Hasta hace algunos días era una de las pocas colombianas que no había leído Cien años de soledad. Extrañamente, nunca tuve que leerlo ni en el colegio ni en la universidad y cuando traté de hacerlo por mi cuenta hace algunos años, tuve que dejarlo a medias para hacer otras cosas.
Leer este clásico de la literatura colombiana y la obra más importante del único premio nobel de literatura colombiano era una deuda que tenía con mi yo lector y la semana pasada finalmente pude saldarla.
Me gustó, pero no tuve ninguna sensación maravillosa. Supongo que es normal y que esa sensación que esperaba era solamente producto de toda la expectativa que me habían generado alrededor de esta obra, pero odio eso. Quizá si no hablaran tanto de ella y de lo maravillosa que es, mi sensación final habría sido diferente.
La obra es bastante curiosa. Gira alrededor de la familia Buendía y de los encuentros y desencuentros que viven durante 100 años en un pueblo imaginario llamado Macondo, que aunque no existe se parece mucho a cualquier pueblo de un país como el nuestro.

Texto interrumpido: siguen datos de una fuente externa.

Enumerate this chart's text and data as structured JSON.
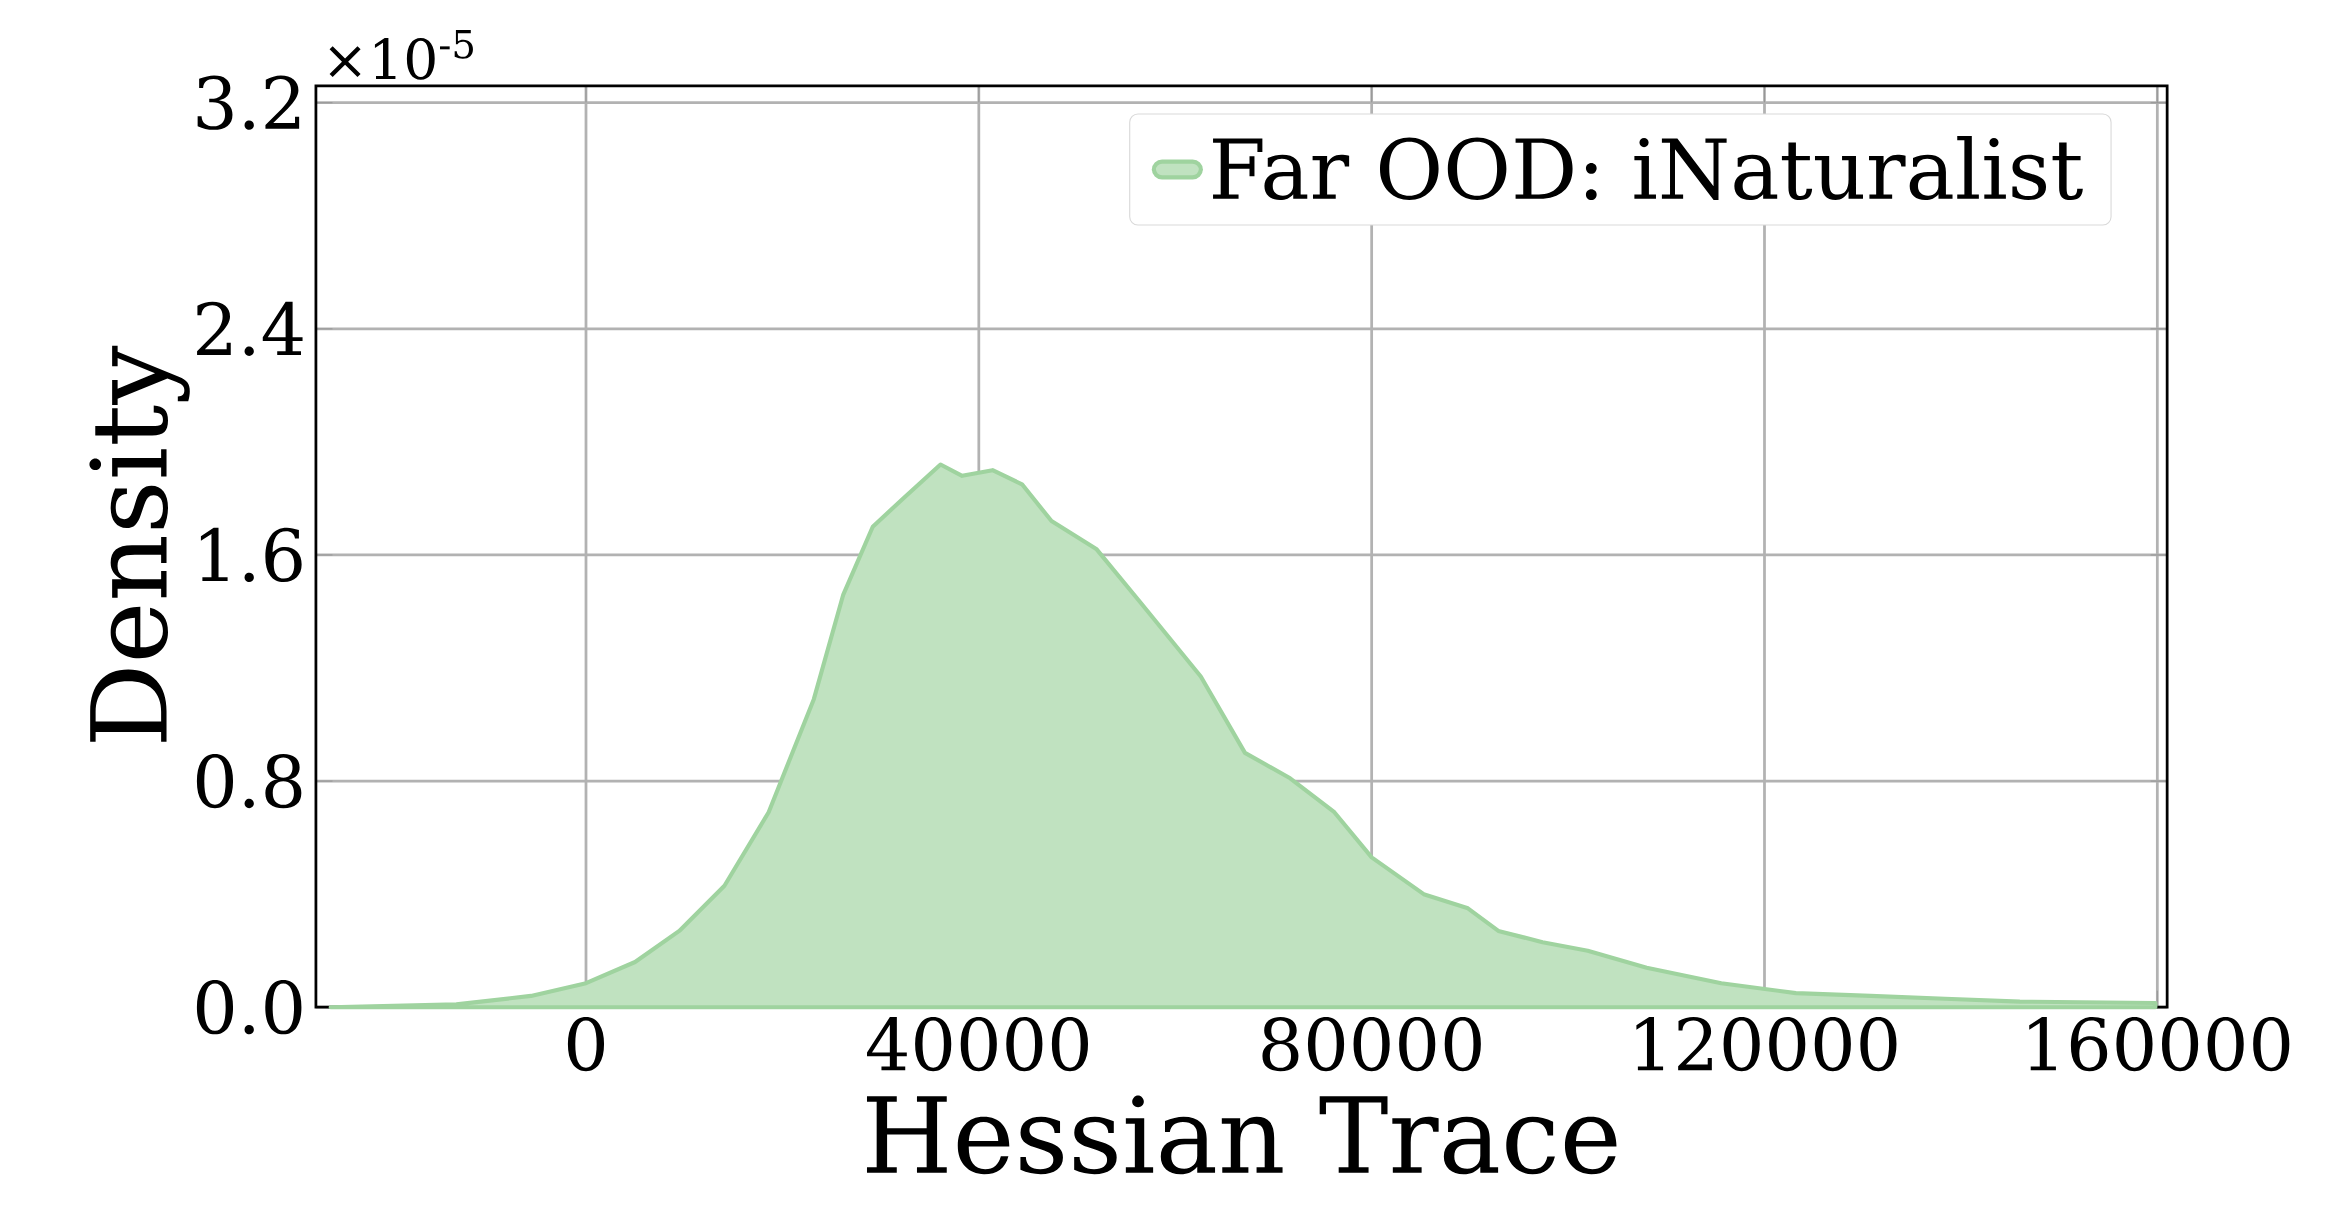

Lo curioso es que la familia está llena de personajes extraños y alrededor de cada uno de ellos se teje una historia singular, llena de magia pero al mismo tiempo de una lógica innegable dentro del contexto que es la propia obra.
Como es de esperarse, el contexto histórico también influye en los personajes y en sus destinos. En esta obra se pueden identificar referencias a la violencia entre liberales y conservadores, a la llegada de las grandes empresas bananeras, a la masacre suscitada por ellas, al aislamiento en el que se encontraban algunas poblaciones, en fin.
En cuanto a este último punto, el libro muestra de una manera graciosa para nuestro tiempo la forma en la que llegaban y se percibían los objetos novedosos. Hoy en día son objetos cotidianos, pero en algún momento el hielo, la pianola, el gramófono, el cine, el teléfono o el ferrocarril eran tan avanzados que parecían producto de la magia. Y si se suma a esto que los habitantes del pueblo estaban llenos de creencias y agüeros, el resultado son muchas situaciones fuera de lo común, pero que siguen pareciendo completamente normales en el contexto de la narración.
El tema recurrente de la obra es la soledad, pero no es un único tipo de soledad ni es una soledad convencional. Cada personaje vive la soledad a su manera y la única que ve la relación entre las historias de todos sus descendientes es Úrsula, la matriarca de la familia, quien cree que los destinos se repiten y la historia de su familia es circular. Y acá va un comentario personal respecto a Úrsula: antes de leer Cien años de soledad, creía que el argumento giraba alrededor de ella. A medida que leía el libro me daba cuenta que no era así, pero no por eso dejó de sorprenderme su ausencia al final del libro.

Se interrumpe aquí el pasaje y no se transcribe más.